Cartagena es una ciudad costera ubicada al norte de Colombia con una población de un millón de habitantes, su economía se concentra en la industria y el turismo.[36] En la ciudad existe una amplia pluralidad de movimientos, como aquellos que luchan específicamente por la erradicación de las distintas formas de violencia hacia la mujer, la defensa de la vida y la dignidad de las mujeres; también existe una creciente conformación de colectivos y organizaciones de mujeres que luchan por el territorio y la paz dentro de éstos, la gestión comunitaria, sindicatos exclusivos de mujeres, colectivos artísticos, organizaciones que trabajan en la promoción de los derechos sexuales y reproductivos, colectivos universitarios en contra del acoso sexual. Existe a su vez una mesa del movimiento social de mujeres que agrupa a varias de esas organizaciones y mujeres activistas independientes, conformadas desde 2007 con el propósito de articular los conocimientos, experiencias y saberes en torno a la defensa de los derechos humanos de las mujeres y visibilizar apuestas políticas en espacios de decisión a nivel distrital y departamental.[37]
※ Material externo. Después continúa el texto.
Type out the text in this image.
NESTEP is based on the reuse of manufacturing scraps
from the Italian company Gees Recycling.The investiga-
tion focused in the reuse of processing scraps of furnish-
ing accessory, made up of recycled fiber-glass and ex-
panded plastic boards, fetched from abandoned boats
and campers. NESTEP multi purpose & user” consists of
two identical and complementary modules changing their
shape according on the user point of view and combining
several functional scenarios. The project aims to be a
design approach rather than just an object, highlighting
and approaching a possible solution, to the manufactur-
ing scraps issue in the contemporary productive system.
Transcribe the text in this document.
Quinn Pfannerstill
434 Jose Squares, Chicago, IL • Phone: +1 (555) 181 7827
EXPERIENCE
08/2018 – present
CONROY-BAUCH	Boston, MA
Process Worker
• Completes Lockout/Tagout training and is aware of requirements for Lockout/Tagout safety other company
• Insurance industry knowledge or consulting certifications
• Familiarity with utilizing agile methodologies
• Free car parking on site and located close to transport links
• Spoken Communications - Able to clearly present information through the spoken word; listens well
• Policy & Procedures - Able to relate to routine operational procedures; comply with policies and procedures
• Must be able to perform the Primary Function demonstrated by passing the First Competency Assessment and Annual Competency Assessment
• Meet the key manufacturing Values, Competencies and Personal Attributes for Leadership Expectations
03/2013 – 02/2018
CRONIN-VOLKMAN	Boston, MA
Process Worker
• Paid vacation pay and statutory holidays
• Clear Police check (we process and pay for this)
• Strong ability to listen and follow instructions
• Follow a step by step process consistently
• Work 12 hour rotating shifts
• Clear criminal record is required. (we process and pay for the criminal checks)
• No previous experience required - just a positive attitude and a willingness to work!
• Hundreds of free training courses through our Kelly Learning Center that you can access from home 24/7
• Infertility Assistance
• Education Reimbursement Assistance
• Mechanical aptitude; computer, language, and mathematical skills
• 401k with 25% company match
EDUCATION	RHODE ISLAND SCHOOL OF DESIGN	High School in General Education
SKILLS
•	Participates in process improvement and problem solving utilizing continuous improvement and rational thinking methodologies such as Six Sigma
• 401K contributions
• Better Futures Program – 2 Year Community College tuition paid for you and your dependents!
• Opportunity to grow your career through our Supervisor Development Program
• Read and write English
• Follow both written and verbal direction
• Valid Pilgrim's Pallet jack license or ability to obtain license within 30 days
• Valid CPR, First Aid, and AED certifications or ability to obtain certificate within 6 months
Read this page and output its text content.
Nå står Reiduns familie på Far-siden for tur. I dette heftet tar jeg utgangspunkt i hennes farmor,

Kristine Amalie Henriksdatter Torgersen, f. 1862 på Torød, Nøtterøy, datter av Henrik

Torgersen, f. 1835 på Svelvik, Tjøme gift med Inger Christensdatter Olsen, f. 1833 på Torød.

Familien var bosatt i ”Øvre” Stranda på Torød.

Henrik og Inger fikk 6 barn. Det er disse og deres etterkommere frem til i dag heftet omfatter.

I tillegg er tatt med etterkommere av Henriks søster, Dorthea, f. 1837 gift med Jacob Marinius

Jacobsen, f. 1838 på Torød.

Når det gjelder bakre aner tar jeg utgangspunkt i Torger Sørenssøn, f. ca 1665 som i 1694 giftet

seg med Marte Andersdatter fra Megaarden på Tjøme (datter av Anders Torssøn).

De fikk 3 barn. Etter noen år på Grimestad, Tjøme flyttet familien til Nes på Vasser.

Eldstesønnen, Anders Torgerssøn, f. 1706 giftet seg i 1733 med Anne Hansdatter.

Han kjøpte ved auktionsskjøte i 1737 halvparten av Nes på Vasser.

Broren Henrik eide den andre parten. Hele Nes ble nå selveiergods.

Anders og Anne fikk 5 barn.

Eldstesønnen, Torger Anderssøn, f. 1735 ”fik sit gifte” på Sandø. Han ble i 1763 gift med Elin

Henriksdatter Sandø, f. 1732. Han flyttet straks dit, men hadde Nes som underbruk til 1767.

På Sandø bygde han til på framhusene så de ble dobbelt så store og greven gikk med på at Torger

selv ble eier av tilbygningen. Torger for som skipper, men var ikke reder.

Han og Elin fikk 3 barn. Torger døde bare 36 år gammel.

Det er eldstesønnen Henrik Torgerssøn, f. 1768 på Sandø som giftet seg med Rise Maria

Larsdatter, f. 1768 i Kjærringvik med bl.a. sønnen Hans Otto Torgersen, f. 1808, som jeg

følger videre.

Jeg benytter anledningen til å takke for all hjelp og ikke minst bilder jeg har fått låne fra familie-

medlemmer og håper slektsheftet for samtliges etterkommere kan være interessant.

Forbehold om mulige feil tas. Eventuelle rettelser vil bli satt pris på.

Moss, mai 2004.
Algunas de las integrantes de esta mesa y representantes de algunas organizaciones estuvieron interesadas en llevar a cabo el performance del “violador en tu camino”, en razón de aprovechar eventos de tipo cultural que se estaban celebrando en la ciudad, las activistas del movimiento: “Intentan crear una acción colectiva (presentar protestas, crear organizaciones de movimientos sociales y similares) a lo largo del tiempo histórico y a través de ubicaciones geográficas, sus éxitos se relacionan consistentemente con la mayor presencia de recursos disponibles en sus entornos más amplios”.[38]

Dentro de las colectividades existían una serie de dudas sobre si era posible realizarlo, si el tiempo del que se disponía para organizar la actividad era suficiente, cuándo y dónde sería apropiado hacerlo. También había una duda que persistía sobre cuál sería el alcance en la ciudad. Aquí fue importante la decisión de algunas activistas en la pertinencia del performance y no quedarse atrás frente a otras ciudades del país donde ya se estaba poniendo en marcha.

Es importante la expansión organizativa y difusión de la convocatoria a través de redes interpersonales o intergrupales. Para la difusión de la convocatoria fueron importantes las redes con las que contaban las activistas con algunos medios de comunicación locales así como las redes sociales. La convocatoria de los ensayos se difundió a través de los periódicos locales. En el diario El Universal, de Cartagena,[39] se publicó la fecha en que sería el primer ensayo y el lugar donde se congregarían.[40] La convocatoria se difundió y llegaron más de doscientas mujeres de distintos sectores de la ciudad motivadas a participar de la actividad.

Cualquier micromovilización implica una serie de tareas, entre ellas elaborar listas para producir un fondo de participantes. En ese punto de la logística, es preciso contar con un espacio seguro donde practicar, para lo cual se tuvo a disposición el patio del Museo Histórico, en el Centro Histórico de la ciudad, lugar céntrico y acceso relativamente sencillo. La disponibilidad de este espacio se debió a que ya se celebra en él un espacio de “Aquelarre”, una vez cada mes, lo cual facilitó la gestión del espacio de ensayo con las directivas del lugar. Ambos elementos: la difusión a través de medios locales y redes sociales, más contar con un espacio [seguro] donde ensayar, favoreció las condiciones materiales para que el performance se llevara a cabo.

Sigue como tarea atraer a las personas dentro de las infraestructuras de las organizaciones. Ello fue posible luego del primer ensayo, cuando se creó un grupo de WhatsApp en el cual se unieron distintas feministas y activistas de la ciudad; en tal grupo sólo se aceptaron mujeres (cis, lesbianas y trans). El grupo permitió la coordinación de las siguientes prácticas, así como la interacción de las activistas, el diálogo entre las integrantes de los distintos colectivos, cuáles eran las actividades que llevaban a cabo o las zonas de la ciudad donde desempeñaban su activismo. El grupo también facilitó compartir bibliografía sobre temas de género y feminismo, promocionar algunas actividades paralelas que se estaban organizando en distintos sectores de la ciudad, en su mayoría desconocidas por muchas de las activistas. También propició la discusión (álgida, en algunas ocasiones) sobre el proceder de la actividad: se cuestionó el rol de algunas lideresas y se asentaron en su mayoría posiciones que demandaban mayor horizontalidad para decidir sobre ciertos aspectos de la actividad.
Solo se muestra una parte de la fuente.